Stress is also connected with stereotypies and even destructive disorders, such as tail biting, which may be counteracted by environmental enrichment (D’Eath et al., 2004). What is interesting, environmental enrichment may also affect certain components of the immune system (Luo et al., 2017; Manciocco et al., 2011; Reimert et al. 2014; Scollo et al., 2013; Scott et al., 2006).
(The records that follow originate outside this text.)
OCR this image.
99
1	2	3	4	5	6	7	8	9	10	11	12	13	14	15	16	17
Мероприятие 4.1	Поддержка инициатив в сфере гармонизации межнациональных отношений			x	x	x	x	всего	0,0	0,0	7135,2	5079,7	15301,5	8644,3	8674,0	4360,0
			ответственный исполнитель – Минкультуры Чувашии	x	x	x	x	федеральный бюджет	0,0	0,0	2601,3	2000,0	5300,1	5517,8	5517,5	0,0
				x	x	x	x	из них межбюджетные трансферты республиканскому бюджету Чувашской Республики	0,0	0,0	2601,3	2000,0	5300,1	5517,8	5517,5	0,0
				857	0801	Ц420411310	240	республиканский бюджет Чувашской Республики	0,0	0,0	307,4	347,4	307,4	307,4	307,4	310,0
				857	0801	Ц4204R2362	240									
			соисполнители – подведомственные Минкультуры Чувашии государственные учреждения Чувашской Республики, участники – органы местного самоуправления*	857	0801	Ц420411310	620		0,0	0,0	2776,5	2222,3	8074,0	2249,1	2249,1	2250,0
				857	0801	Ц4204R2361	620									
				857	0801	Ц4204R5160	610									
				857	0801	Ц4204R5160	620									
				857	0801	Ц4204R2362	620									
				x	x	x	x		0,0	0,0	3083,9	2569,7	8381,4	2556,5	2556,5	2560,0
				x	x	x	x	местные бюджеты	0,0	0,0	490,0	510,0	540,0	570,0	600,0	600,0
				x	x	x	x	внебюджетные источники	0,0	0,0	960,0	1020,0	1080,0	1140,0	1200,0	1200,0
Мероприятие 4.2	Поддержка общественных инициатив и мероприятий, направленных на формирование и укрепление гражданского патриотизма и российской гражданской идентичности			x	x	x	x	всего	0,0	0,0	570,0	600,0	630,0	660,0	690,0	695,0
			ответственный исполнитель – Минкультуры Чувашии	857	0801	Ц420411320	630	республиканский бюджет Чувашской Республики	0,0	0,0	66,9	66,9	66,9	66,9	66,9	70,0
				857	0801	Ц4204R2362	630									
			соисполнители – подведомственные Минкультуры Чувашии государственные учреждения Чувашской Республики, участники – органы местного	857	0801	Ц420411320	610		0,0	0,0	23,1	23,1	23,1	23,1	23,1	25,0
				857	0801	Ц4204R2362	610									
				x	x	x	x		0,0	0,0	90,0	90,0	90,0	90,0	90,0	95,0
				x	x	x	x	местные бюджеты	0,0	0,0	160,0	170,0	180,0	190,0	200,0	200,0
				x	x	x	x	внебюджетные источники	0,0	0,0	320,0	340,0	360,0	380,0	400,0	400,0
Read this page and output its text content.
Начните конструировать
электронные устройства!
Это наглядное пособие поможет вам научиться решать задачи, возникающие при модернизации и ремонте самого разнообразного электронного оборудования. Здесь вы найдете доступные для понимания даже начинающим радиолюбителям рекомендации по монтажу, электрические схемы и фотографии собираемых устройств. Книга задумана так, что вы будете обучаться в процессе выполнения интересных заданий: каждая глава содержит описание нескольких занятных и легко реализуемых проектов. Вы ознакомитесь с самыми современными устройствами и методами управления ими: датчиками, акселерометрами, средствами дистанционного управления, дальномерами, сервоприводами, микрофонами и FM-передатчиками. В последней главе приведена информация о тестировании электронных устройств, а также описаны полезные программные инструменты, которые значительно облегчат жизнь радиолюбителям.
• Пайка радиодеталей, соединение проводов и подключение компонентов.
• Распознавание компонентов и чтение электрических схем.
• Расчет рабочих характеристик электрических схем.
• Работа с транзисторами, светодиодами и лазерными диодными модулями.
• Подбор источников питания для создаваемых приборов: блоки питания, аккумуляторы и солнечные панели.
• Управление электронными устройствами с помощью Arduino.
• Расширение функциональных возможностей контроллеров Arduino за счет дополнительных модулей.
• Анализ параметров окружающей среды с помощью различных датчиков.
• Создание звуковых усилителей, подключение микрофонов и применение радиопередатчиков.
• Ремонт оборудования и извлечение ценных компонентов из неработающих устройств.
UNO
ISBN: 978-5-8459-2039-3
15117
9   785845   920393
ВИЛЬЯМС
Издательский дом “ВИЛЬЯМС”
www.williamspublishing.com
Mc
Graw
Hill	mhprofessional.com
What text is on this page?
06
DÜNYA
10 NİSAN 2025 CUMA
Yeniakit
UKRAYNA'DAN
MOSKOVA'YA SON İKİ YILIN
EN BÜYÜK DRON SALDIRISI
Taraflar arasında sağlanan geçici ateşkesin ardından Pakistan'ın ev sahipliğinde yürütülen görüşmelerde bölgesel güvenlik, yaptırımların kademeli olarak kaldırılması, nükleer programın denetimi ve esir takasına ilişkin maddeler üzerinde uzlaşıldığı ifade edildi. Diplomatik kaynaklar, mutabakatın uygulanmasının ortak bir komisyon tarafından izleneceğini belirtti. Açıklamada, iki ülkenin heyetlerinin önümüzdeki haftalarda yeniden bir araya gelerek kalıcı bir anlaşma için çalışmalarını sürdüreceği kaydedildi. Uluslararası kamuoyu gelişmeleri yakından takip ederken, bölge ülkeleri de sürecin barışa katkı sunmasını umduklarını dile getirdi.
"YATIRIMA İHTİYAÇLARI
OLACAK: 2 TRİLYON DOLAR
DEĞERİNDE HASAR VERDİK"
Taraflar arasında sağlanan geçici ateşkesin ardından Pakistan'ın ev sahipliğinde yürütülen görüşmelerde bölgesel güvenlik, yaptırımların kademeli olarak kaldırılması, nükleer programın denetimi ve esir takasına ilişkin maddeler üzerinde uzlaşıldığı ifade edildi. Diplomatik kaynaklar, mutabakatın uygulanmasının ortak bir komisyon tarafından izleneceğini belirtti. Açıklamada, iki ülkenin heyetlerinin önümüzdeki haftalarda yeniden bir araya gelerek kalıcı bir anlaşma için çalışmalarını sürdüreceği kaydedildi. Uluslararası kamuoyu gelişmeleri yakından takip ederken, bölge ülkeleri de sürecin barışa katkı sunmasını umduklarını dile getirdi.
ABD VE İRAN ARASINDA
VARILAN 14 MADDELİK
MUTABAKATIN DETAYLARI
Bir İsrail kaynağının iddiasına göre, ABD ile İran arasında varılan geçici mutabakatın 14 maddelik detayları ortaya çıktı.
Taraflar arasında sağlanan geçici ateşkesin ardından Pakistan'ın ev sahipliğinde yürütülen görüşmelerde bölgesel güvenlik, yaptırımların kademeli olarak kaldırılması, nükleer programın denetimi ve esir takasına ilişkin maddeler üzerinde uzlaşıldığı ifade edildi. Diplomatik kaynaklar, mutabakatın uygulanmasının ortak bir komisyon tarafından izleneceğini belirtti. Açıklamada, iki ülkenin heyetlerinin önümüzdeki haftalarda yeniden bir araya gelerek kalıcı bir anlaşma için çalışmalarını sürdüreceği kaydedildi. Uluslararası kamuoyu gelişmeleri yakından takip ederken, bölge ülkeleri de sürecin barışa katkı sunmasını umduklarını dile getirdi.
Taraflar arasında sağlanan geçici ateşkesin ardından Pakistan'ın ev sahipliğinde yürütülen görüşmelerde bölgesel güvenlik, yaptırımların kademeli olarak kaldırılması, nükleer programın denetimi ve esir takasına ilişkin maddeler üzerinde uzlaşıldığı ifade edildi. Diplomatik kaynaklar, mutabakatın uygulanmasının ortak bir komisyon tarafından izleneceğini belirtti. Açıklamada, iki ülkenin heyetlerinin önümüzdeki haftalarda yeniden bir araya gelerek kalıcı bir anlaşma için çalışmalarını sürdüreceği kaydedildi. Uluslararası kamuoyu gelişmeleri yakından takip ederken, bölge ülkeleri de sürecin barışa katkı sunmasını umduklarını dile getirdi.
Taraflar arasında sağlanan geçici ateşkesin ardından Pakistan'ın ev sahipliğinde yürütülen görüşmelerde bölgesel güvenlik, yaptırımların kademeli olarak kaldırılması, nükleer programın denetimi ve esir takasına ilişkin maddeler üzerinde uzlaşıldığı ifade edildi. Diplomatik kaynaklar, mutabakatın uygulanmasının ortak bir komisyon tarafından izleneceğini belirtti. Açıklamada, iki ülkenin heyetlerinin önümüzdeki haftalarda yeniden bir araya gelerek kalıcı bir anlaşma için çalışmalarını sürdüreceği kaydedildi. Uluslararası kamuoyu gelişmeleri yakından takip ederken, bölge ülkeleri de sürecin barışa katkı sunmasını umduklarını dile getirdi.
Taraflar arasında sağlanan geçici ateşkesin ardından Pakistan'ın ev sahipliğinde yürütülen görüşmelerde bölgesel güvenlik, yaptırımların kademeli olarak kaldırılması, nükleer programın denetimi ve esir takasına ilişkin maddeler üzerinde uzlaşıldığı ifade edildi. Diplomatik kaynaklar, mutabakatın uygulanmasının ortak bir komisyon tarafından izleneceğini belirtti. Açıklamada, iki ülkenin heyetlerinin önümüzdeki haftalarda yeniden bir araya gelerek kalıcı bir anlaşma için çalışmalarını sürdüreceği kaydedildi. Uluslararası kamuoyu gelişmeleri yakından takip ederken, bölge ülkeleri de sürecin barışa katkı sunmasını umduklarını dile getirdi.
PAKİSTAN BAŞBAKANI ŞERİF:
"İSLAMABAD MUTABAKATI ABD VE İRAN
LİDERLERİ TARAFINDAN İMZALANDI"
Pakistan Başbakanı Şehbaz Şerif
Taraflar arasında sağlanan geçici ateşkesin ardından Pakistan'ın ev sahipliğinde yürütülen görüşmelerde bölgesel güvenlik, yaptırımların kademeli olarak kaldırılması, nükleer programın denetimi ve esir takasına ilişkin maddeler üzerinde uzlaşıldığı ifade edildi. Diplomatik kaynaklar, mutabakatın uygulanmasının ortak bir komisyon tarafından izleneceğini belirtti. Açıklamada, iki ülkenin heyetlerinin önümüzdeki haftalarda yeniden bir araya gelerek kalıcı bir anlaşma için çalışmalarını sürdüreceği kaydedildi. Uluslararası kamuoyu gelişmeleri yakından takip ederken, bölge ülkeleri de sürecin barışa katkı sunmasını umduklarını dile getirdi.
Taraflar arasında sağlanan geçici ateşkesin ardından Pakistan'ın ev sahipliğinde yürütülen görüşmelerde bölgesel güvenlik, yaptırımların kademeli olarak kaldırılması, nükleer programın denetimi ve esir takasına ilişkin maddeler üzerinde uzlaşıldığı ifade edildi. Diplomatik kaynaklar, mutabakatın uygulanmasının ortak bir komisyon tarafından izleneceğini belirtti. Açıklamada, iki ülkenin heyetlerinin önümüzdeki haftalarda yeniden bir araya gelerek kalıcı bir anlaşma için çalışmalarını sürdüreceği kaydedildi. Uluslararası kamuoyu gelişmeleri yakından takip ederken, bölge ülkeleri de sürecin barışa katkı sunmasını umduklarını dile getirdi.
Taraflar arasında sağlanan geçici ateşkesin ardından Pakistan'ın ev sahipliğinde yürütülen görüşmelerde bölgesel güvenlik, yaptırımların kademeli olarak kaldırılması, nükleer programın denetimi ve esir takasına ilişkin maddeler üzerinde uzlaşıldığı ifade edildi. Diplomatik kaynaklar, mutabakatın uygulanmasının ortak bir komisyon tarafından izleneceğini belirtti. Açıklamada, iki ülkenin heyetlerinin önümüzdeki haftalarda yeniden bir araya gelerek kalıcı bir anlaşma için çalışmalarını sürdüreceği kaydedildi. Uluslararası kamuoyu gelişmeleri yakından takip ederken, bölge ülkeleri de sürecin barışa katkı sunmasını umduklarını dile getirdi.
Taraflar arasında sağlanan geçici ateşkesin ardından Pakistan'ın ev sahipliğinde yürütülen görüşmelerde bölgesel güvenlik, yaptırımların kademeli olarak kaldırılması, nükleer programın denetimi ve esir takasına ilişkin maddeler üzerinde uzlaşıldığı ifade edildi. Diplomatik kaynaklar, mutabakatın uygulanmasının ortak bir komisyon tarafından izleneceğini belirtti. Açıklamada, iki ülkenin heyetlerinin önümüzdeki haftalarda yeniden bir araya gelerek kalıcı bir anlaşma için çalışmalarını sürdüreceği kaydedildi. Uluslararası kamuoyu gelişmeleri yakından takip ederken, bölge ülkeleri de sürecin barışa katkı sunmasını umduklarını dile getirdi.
Some data indicate lower N:L ratios and haptoglobin levels in enriched-housed pigs, which suggests that they are less stressed and their immune system is less activated (Beattie et al., 2000). These results confirm the relationship of stress with the immune system, as well as the beneficial effect of enrichment on pig behavior and welfare. It should be emphasized that a short-term activation of the immune system and pro-inflammatory response may be beneficial, although it has a negative effect in the long term.